Michael AroldAuthor: Michael Arold

Covestor model: Technical Swing

The other day I saw a fascinating documentary about the 1960’s Apollo moon program which reminded me of some important trading lesson. The German film is called Aufbruch ins All (“Departure to Space”).

During early development stages for Apollo, rockets frequently blew up in the testing. Engineers got frustrated because there was intense pressure from Washington to move the program forward. According to Jesco von Puttkamer, who was one of the engineers, program director Werner von Braun was pretty cool about the failures. He kept saying that they were fine as long as they gained telemetry data during the test flights. These recordings helped them to find the source of the problems. Ultimately, von Braun’s team succeeded, of course.

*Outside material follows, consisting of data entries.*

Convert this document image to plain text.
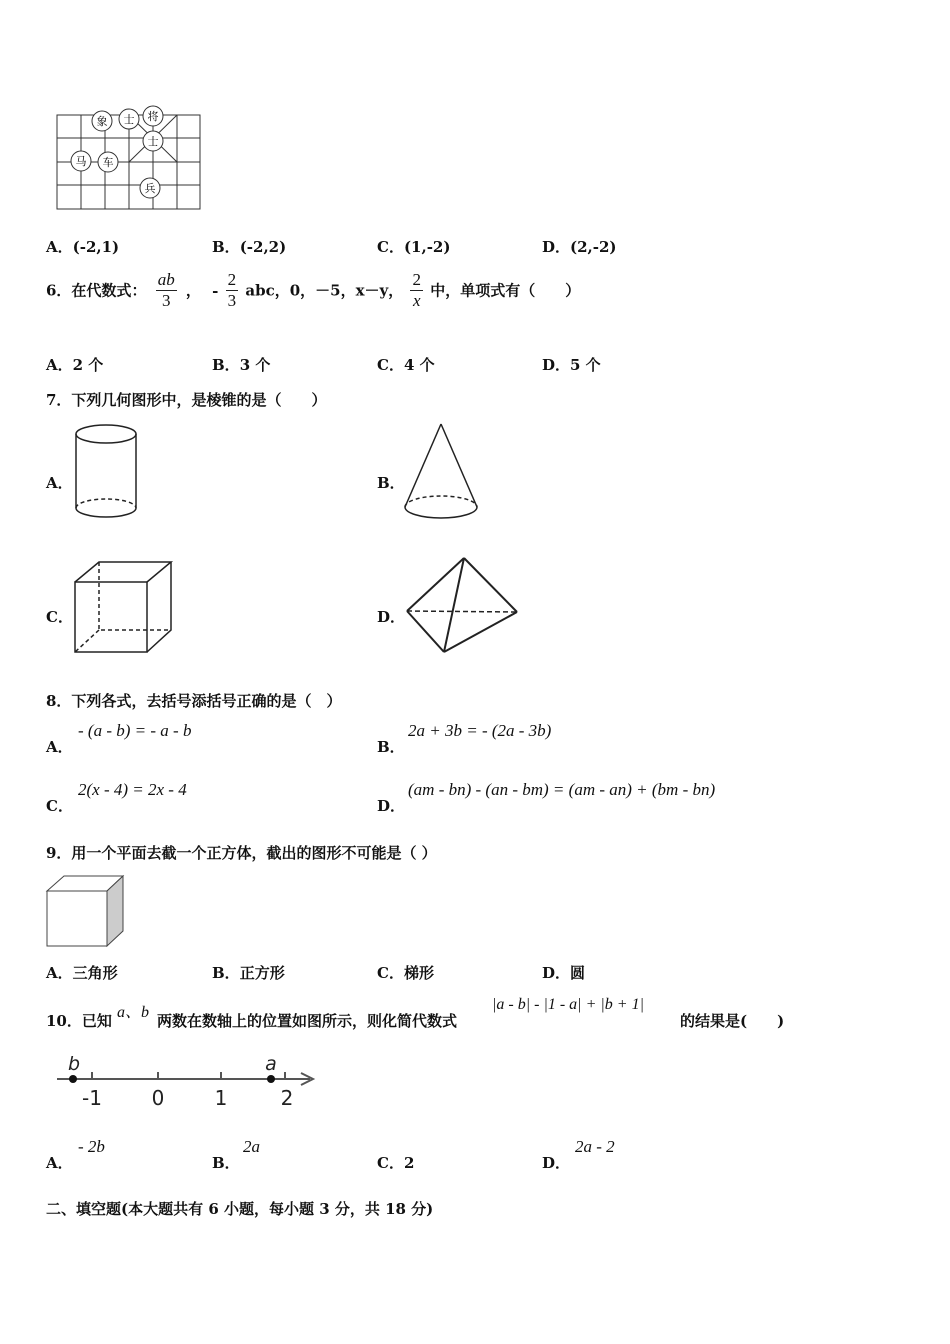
象 士 将
士
马 车
兵
A．(-2,1)	B．(-2,2)	C．(1,-2)	D．(2,-2)
6．在代数式： $\frac{ab}{3}$ ， - $\frac{2}{3}$ abc，0，－5，x－y， $\frac{2}{x}$ 中，单项式有（　　）
A．2 个	B．3 个	C．4 个	D．5 个
7．下列几何图形中，是棱锥的是（　　）
A．	B．
C．	D．
8．下列各式，去括号添括号正确的是（　）
A．
- (a - b) = - a - b
B．
2a + 3b = - (2a - 3b)
C．
2(x - 4) = 2x - 4
D．
(am - bn) - (an - bm) = (am - an) + (bm - bn)
9．用一个平面去截一个正方体，截出的图形不可能是（ ）
A．三角形	B．正方形	C．梯形	D．圆
10．已知 a、b 两数在数轴上的位置如图所示，则化简代数式
|a - b| - |1 - a| + |b + 1|
的结果是(　　)
b	a
-1 0	1	2
A．
- 2b
B．
2a
C．2	D．
2a - 2
二、填空题(本大题共有 6 小题，每小题 3 分，共 18 分)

Trading is similar: some trades will blow up, and it’s no big deal. As long as the trader knows why, he is fine. There are two reasons why a trade can fail: by design, or by mistake.

The “failure by design” is nothing to lose sleep over: no trading strategy has a 100% win rate. That number can end up somewhere between 40 and 70%, depending on the strategy.

“Failure by mistake” is an issue and something every trader, including me, has to work on. Nobody executes the perfect trade all the time – sometimes one is biased, and sometimes one is not following his own trading rules. That’s why it is extremely important to monitor one’s trades in as detailed a manner as possible by writing a journal and collect “telemetry data,” if you will.

Most important, though, is to be relaxed about it, like Werner von Braun. He probably would have been a great stock trader as well, but since he was a genius he would have excelled in every field. Geniuses tend to be multi-talented.